Performing Disfiguration: Staging of relationalities in Pottan Teyyam

Pages 108-114 | Published online: 11 Mar 2019
 

Abstract

The paper will focus on Pottan Teyyam, a ritual healing performance practice in South-Indian state, Keralam, to analyze the complexities of what I call ‘performing disfiguration’. Pottan is one of the major figuration in the repertoire of extremely popular Teyyam practices. The performance is rich in its use of music, spectacle and movements and its significance lies in the fact that during its span a lower caste/untouchable transforms into god, often in a state of possession. The existing scholarship on Pottan Teyyam is focused on the binary of ‘purity’ and ‘pollution’ which forms the central focus of the caste system that gets criticized in the performance of Teyyam. These perspectives have been gleaned through a focus on the analysis of myth and tottam (songs), with a stress on transformation of a lower caste performer into a divine figure. This paper foregrounds disfiguration in performance as it stages the problematic situation of caste by reading the performance on the basis of relationalities between animal, gender and disability.

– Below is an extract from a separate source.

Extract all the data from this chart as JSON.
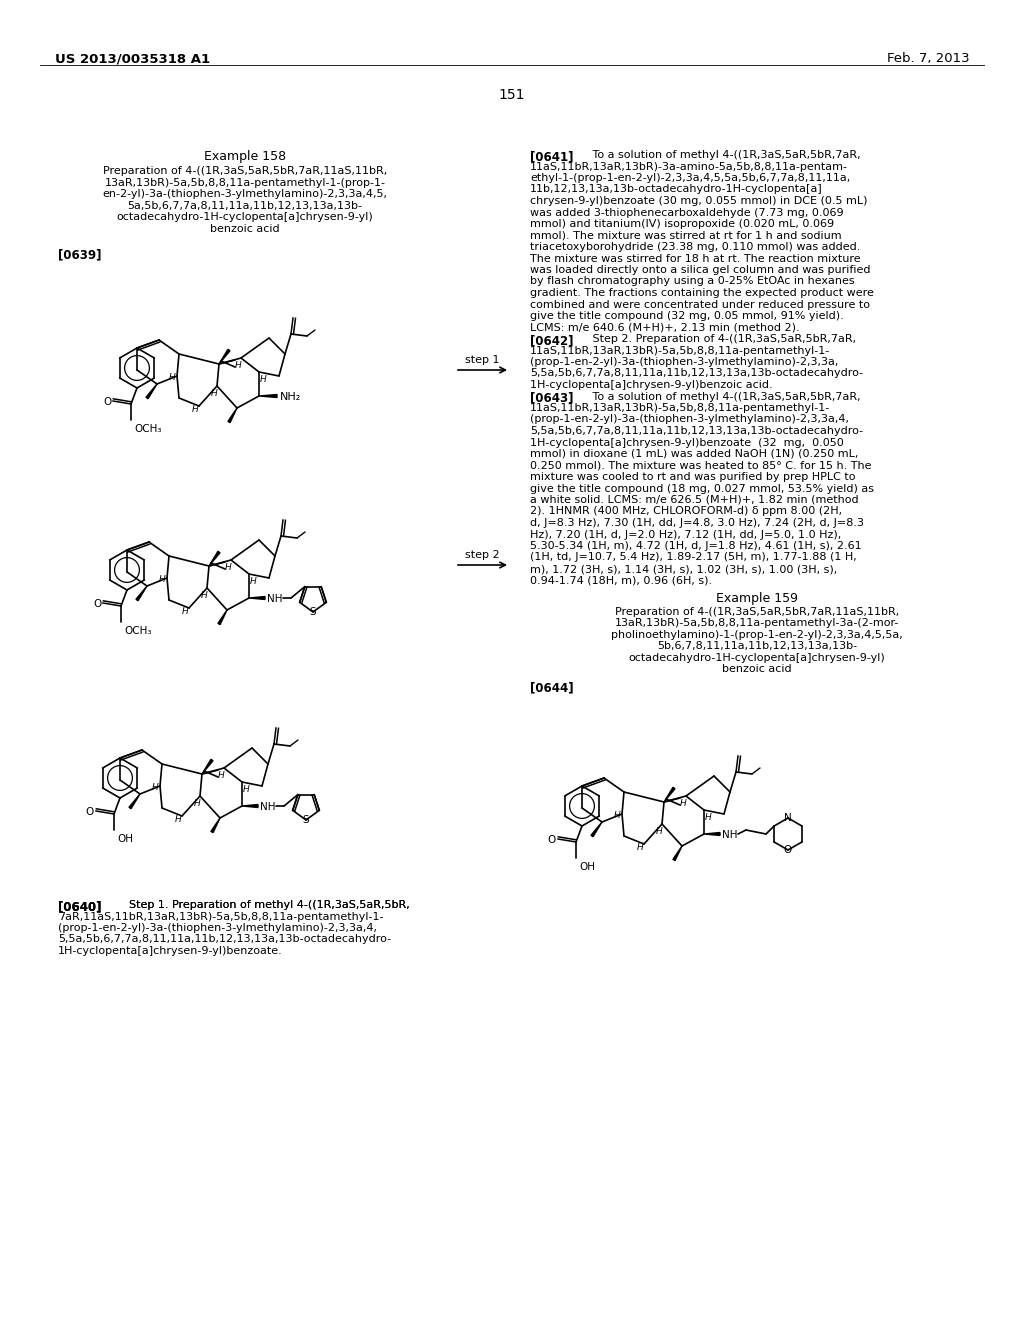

The word Pottan literally means ‘dumb’ or ‘mute’, and the performance links both negative senses of the word - a disability that indicates foolishness. Over the course of the performance, a single performer’s body gets transformed into three different characters: Pulamarutan enacts an animal trait, Pulapottan performs disability and Pulachamundi brings out the ‘primitive’ nature of a lower caste woman. During these distinct embodiments one can see the complex process of disfiguration manifested in the performance. The performer uses different mukhappala (masks) indicating the character and their lower caste identity. The mukhapala thus indicates the scarring undergone by the character. How does this scarring work in, what is otherwise seen as, a divine figure within the social realm? How can ‘performing’ disfiguration help us understand the complex interlinking of caste and disability? Further, how does disfiguration help reflect on deep-rooted stigmas with regards to caste, gender, disability?

Notes

1 Tottam is a form of oratory song and every caste group of North Malabar has its own folk songs. This region has the tradition of ballads narrating the stories of their local legends, of which Tottam forms an integral part.